The following sections provide details on how we achieved our performance and accuracy in training and inference.

Training accuracy results

Our results were obtained by running the nmt.py script in the tensorflow-19.03-py3 NGC container on NVIDIA DGX-1 with 8x V100 16G GPUs.

Commands to launch the training:

for 1 GPUs in mixed precision:
python nmt.py --output_dir=results --batch_size=192 --learning_rate=8e-4

for 8 GPUs in mixed precision:
python nmt.py --output_dir=results --batch_size=1536 --num_gpus=8 --learning_rate=2e-3

for 1 GPUs in FP32:
python nmt.py --output_dir=results --batch_size=128 --learning_rate=5e-4 --use_amp=false

for 8 GPUs in FP32:
python nmt.py --output_dir=results --batch_size=1024 --num_gpus=8 --learning_rate=2e-3 --use_amp=false

Number of GPUs	Mixed precision batch size/GPU	FP32 batch size/GPU	Mixed precision BLEU	FP32 BLEU	Mixed precision training time	FP32 training time
1	192	128	24.58	24.64	789 min	1375 min
8	192	128	24.46	24.51	184 min	262 min

In the following plot, the BLEU scores after each training epoch for different configurations are displayed.

Training stability test

The GNMT v2 model was trained for 6 epochs, starting from 6 different initial random seeds. After each training epoch, the model was evaluated on the test dataset and the BLEU score was recorded. The training was performed in the tensorflow-19.03-py3 NGC container on NVIDIA DGX-1 with 8 Tesla V100 16G GPUs.

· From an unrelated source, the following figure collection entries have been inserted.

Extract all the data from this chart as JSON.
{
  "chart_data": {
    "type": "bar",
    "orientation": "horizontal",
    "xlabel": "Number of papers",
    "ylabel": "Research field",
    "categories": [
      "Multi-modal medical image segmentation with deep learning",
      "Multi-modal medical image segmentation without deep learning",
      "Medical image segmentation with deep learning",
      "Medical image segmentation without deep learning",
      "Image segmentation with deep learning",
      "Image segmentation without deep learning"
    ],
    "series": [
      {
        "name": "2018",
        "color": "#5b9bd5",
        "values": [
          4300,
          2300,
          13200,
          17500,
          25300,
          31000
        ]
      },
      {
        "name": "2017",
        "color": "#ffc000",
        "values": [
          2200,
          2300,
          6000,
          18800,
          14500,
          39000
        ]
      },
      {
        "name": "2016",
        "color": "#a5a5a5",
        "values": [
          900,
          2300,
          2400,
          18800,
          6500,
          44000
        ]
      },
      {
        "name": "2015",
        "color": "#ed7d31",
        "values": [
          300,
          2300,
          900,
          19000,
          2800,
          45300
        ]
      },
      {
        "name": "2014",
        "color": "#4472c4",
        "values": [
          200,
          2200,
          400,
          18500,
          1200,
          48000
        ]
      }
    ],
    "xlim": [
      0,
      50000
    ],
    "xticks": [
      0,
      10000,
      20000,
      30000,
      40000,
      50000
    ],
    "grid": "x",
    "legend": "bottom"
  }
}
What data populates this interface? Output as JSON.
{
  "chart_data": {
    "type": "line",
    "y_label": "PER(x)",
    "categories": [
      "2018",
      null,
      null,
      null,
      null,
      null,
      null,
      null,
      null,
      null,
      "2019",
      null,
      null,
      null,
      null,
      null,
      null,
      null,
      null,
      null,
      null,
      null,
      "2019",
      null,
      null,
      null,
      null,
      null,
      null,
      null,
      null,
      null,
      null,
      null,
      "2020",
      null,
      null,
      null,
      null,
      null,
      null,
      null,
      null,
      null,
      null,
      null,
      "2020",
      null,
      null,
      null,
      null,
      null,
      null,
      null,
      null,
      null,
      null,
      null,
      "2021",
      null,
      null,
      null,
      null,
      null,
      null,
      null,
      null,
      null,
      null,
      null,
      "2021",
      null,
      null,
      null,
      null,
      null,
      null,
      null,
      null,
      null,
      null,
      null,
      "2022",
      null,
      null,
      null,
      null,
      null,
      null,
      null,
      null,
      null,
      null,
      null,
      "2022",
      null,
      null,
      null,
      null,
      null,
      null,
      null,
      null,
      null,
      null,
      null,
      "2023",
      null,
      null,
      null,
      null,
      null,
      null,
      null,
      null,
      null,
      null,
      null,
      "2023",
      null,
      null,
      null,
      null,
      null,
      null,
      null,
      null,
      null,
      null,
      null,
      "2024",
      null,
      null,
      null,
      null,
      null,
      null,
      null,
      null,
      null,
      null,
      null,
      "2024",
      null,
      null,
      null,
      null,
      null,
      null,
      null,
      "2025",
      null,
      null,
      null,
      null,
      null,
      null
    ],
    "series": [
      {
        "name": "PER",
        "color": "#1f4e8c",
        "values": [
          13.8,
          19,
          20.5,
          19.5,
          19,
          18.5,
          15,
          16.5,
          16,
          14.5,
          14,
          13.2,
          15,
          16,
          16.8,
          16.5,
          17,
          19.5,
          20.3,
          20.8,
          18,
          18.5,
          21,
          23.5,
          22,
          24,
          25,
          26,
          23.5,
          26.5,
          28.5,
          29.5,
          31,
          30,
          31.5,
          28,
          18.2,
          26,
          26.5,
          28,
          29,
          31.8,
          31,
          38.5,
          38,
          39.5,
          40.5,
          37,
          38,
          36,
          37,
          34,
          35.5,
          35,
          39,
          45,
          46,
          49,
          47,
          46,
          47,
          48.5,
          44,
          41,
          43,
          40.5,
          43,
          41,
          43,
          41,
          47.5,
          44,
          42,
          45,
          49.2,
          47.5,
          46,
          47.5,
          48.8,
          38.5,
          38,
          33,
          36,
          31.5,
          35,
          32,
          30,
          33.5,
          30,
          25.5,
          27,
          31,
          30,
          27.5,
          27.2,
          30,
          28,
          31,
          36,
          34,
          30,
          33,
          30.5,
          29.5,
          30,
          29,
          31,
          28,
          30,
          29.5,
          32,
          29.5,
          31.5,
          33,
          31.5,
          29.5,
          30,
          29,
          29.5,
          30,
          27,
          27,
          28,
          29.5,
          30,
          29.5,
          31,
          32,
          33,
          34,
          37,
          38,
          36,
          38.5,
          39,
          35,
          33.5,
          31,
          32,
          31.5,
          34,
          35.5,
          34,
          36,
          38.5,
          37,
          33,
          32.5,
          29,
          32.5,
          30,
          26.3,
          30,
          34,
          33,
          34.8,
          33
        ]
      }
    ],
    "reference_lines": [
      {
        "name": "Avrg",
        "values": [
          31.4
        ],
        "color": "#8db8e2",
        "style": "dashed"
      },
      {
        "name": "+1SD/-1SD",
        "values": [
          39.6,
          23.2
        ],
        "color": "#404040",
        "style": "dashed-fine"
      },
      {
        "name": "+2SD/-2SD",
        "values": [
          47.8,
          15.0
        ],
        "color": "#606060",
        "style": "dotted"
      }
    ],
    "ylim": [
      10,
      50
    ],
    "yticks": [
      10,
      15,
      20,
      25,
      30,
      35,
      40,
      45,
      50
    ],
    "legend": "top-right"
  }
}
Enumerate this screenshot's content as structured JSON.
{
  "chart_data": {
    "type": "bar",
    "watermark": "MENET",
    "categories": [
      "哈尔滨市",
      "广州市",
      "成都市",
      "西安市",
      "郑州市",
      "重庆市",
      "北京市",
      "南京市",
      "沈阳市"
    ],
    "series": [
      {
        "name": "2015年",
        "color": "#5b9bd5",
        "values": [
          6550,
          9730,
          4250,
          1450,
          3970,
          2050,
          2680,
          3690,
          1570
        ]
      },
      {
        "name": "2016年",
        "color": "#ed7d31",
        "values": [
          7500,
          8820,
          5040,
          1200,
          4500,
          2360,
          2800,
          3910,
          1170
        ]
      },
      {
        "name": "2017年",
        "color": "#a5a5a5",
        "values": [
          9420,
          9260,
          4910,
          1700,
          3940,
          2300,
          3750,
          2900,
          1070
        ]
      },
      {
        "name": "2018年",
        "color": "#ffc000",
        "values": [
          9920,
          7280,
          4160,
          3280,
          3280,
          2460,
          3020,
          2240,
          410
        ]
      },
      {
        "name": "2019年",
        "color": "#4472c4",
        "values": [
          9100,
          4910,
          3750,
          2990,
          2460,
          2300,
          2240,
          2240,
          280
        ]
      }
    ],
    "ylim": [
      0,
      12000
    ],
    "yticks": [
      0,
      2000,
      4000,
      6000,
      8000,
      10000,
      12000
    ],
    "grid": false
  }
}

In the following table, the BLEU scores after each training epoch for different initial random seeds are displayed.

Epoch	Average	Standard deviation	Minimum	Maximum	Median
1	19.943	0.240	19.670	20.290	19.855
2	21.750	0.197	21.550	22.110	21.690
3	22.408	0.150	22.160	22.630	22.430
4	23.057	0.219	22.770	23.440	22.985
5	23.897	0.142	23.700	24.080	23.915
6	24.243	0.174	24.030	24.460	24.235

Training performance results

Our results were obtained by running the nmt.py script in the tensorflow-19.03-py3 NGC container on NVIDIA DGX-1 with 8x V100 16G GPUs. Performance numbers (in tokens per second) were averaged over an entire training epoch.

Number of GPUs	Mixed precision batch size/GPU	FP32 batch size/GPU	Mixed precision tokens/s	FP32 tokens/s	Mixed precision speedup	Mixed precision multi-gpu weak scaling	FP32 multi-gpu weak scaling
1	192	128	22 297	12 767	1.74	1.00	1.00
8	192	128	133 992	83 337	1.61	6.01	6.53

To achieve these same results, follow the Quick Start Guide outlined above.

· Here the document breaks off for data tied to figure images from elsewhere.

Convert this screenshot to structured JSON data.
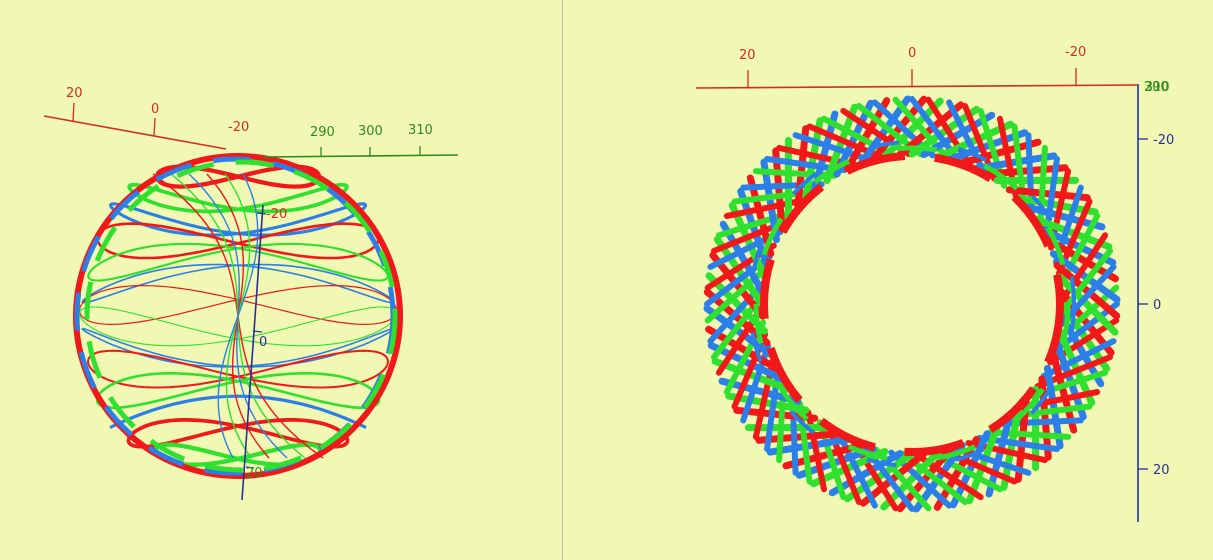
{
  "colors": {
    "background": "#f1f8b3",
    "divider": "#b9bfa0",
    "axis_x": "#d92b20",
    "axis_y": "#2f8a20",
    "axis_z": "#26309a",
    "curve_red": "#f01818",
    "curve_green": "#2fe02f",
    "curve_blue": "#2b7fe6"
  },
  "left_view": {
    "x_axis_ticks": [
      "20",
      "0",
      "-20"
    ],
    "y_axis_ticks": [
      "290",
      "300",
      "310"
    ],
    "z_axis_ticks": [
      "-20",
      "0",
      "20"
    ]
  },
  "right_view": {
    "x_axis_ticks": [
      "20",
      "0",
      "-20"
    ],
    "y_axis_ticks": [
      "290",
      "300",
      "310"
    ],
    "z_axis_ticks": [
      "-20",
      "0",
      "20"
    ]
  }
}
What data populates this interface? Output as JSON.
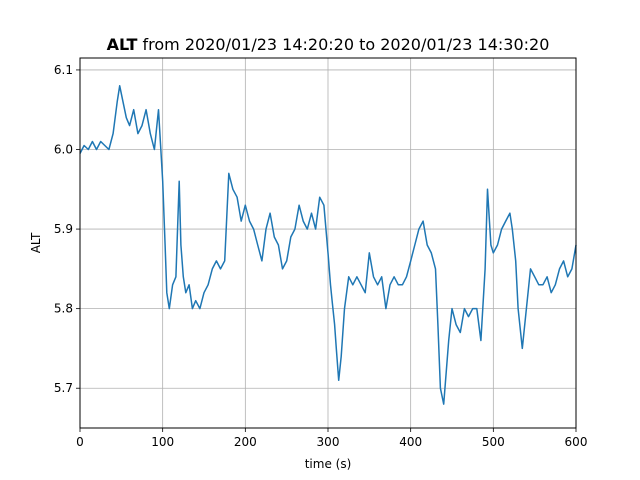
{
  "chart_data": {
    "type": "line",
    "title_bold": "ALT",
    "title_rest": " from 2020/01/23 14:20:20 to 2020/01/23 14:30:20",
    "xlabel": "time (s)",
    "ylabel": "ALT",
    "xlim": [
      0,
      600
    ],
    "ylim": [
      5.65,
      6.115
    ],
    "grid": true,
    "x_ticks": [
      0,
      100,
      200,
      300,
      400,
      500,
      600
    ],
    "x_tick_labels": [
      "0",
      "100",
      "200",
      "300",
      "400",
      "500",
      "600"
    ],
    "y_ticks": [
      5.7,
      5.8,
      5.9,
      6.0,
      6.1
    ],
    "y_tick_labels": [
      "5.7",
      "5.8",
      "5.9",
      "6.0",
      "6.1"
    ],
    "series": [
      {
        "color": "#1f77b4",
        "x": [
          0,
          5,
          10,
          15,
          20,
          25,
          30,
          35,
          40,
          45,
          48,
          52,
          56,
          60,
          65,
          70,
          75,
          80,
          85,
          90,
          95,
          100,
          103,
          105,
          108,
          112,
          116,
          120,
          122,
          125,
          128,
          132,
          136,
          140,
          145,
          150,
          155,
          160,
          165,
          170,
          175,
          180,
          185,
          190,
          195,
          200,
          205,
          210,
          215,
          220,
          225,
          230,
          235,
          240,
          245,
          250,
          255,
          260,
          265,
          270,
          275,
          280,
          285,
          290,
          295,
          300,
          303,
          305,
          308,
          310,
          313,
          316,
          320,
          325,
          330,
          335,
          340,
          345,
          350,
          355,
          360,
          365,
          370,
          375,
          380,
          385,
          390,
          395,
          400,
          405,
          410,
          415,
          420,
          425,
          430,
          433,
          436,
          440,
          443,
          446,
          450,
          455,
          460,
          465,
          470,
          475,
          480,
          485,
          490,
          493,
          497,
          500,
          505,
          510,
          515,
          520,
          523,
          527,
          530,
          535,
          540,
          545,
          550,
          555,
          560,
          565,
          570,
          575,
          580,
          585,
          590,
          595,
          600
        ],
        "y": [
          5.995,
          6.005,
          6.0,
          6.01,
          6.0,
          6.01,
          6.005,
          6.0,
          6.02,
          6.06,
          6.08,
          6.06,
          6.04,
          6.03,
          6.05,
          6.02,
          6.03,
          6.05,
          6.02,
          6.0,
          6.05,
          5.96,
          5.88,
          5.82,
          5.8,
          5.83,
          5.84,
          5.96,
          5.88,
          5.84,
          5.82,
          5.83,
          5.8,
          5.81,
          5.8,
          5.82,
          5.83,
          5.85,
          5.86,
          5.85,
          5.86,
          5.97,
          5.95,
          5.94,
          5.91,
          5.93,
          5.91,
          5.9,
          5.88,
          5.86,
          5.9,
          5.92,
          5.89,
          5.88,
          5.85,
          5.86,
          5.89,
          5.9,
          5.93,
          5.91,
          5.9,
          5.92,
          5.9,
          5.94,
          5.93,
          5.87,
          5.83,
          5.81,
          5.78,
          5.75,
          5.71,
          5.74,
          5.8,
          5.84,
          5.83,
          5.84,
          5.83,
          5.82,
          5.87,
          5.84,
          5.83,
          5.84,
          5.8,
          5.83,
          5.84,
          5.83,
          5.83,
          5.84,
          5.86,
          5.88,
          5.9,
          5.91,
          5.88,
          5.87,
          5.85,
          5.78,
          5.7,
          5.68,
          5.72,
          5.76,
          5.8,
          5.78,
          5.77,
          5.8,
          5.79,
          5.8,
          5.8,
          5.76,
          5.85,
          5.95,
          5.88,
          5.87,
          5.88,
          5.9,
          5.91,
          5.92,
          5.9,
          5.86,
          5.8,
          5.75,
          5.8,
          5.85,
          5.84,
          5.83,
          5.83,
          5.84,
          5.82,
          5.83,
          5.85,
          5.86,
          5.84,
          5.85,
          5.88
        ]
      }
    ]
  }
}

Inference performance results

Our results were obtained by running the scripts/translate.py script in the tensorflow-19.03-py3 NGC container on NVIDIA DGX-1 with a single V100 16G GPUs. The benchmark requires a checkpoint from a fully trained model.

To launch the inference benchmark in mixed precision on 1 GPU, run:

python scripts/inference_benchmark.py --output_dir=/path/to/trained/model --beam_width 1,2,5,10 --infer_batch_size 32,128,512

To launch the inference benchmark in FP32 on 1 GPU, run:

python scripts/inference_benchmark.py --output_dir=/path/to/trained/model --beam_width 1,2,5,10 --infer_batch_size 32,128,512 --use_amp=false

Batch size	Beam size	Mixed precision BLEU	FP32 BLEU	Mixed precision tokens/s	FP32 tokens/s
32	1	23.43	23.47	8180	7555
32	2	24.14	24.13	6870	6359
32	5	24.43	24.47	4729	3991
32	10	24.29	24.29	2344	2495
128	1	23.43	23.47	19343	14810
128	2	24.15	24.13	10267	9956
128	5	24.45	24.47	7009	5224
128	10	24.30	24.29	3873	2855
512	1	23.45	23.47	32325	20782
512	2	24.17	24.13	18917	13702
512	5	24.46	24.47	8789	6036
512	10	24.29	24.29	4684	3149

To achieve these same results, follow the Quick Start Guide outlined above.

Changelog

1. Mar 18, 2019

• Initial release

Known issues

There are no known issues in this release.